L'énigme autour de l'évolution de la paternité,

Les pères humains s'engagent dans des formes de prise en charge très exigeantes Les pères humains s'engagent dans des formes de prise en charge très exigeantes

Peu de mammifères mâles investissent autant de temps et d'attention à élever leur progéniture - ou même les enfants des autres - que les pères humains.

Lee Gettler est difficile à joindre au téléphone, pour la raison très simple qu'il est occupé à prendre soin de ses deux jeunes enfants. Chez les mammifères, cependant, cela le rend extraordinaire.

"Les pères humains s'engagent dans des formes de prise en charge très exigeantes", explique Gettler, anthropologue à l'Université de Notre Dame. De cette façon, les humains se démarquent de presque tous les autres mammifères. Les pères, et les parents en général, sont le domaine d'étude de Gettler. Lui et d'autres ont découvert que le rôle des pères varie considérablement d'une culture à l'autre - et que les mâles de l'espèce animale peuvent donner un aperçu utile de notre passé évolutif.

Cependant, de nombreux mystères subsistent sur la façon dont les pères ont évolué dans leur rôle particulier et hautement investi, y compris les changements hormonaux qui accompagnent la paternité. Une meilleure compréhension de l'origine des pères et de l'importance de la paternité pour les pères et les enfants pourrait profiter aux familles de toutes sortes.

"Si vous regardez d'autres espèces de mammifères, les pères ont tendance à ne rien faire d'autre qu'à fournir du sperme", explique Rebecca Sear, démographe évolutionniste et anthropologue à la London School of Hygiene and Tropical Medicine. Les mères portent également le fardeau de la plupart des autres animaux qui s'occupent de leurs enfants. (Les poissons sont une exception - la plupart ne s'occupent pas du tout de leurs petits, mais les parents attentionnés sont généralement des pères. Et les couples d'oiseaux sont réputés pour leur coparentalité.)

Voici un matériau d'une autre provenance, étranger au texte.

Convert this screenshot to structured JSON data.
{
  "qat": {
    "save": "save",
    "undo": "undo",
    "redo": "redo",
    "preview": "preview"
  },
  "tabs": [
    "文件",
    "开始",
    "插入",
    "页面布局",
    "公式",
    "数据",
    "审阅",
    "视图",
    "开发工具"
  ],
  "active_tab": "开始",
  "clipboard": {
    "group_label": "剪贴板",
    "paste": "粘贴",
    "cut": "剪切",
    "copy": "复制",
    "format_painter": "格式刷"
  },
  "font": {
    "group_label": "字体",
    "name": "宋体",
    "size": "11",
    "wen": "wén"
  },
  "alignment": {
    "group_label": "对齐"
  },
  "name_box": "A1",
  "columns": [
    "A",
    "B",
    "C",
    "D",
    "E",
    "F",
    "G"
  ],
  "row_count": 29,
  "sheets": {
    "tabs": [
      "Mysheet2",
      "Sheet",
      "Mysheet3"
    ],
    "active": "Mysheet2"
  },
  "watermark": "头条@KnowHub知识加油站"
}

Même parmi les singes, nos plus proches parents, la plupart des papas ne font pas grand-chose. Cela signifie que les mamans sont coincées avec tout le travail et doivent espacer leurs bébés pour s'assurer qu'elles peuvent s'occuper d'eux. Les chimpanzés sauvages, par exemple, donnent naissance tous les quatre à six ans. Les orangs-outans attendent jusqu'à six à huit ans entre enfants.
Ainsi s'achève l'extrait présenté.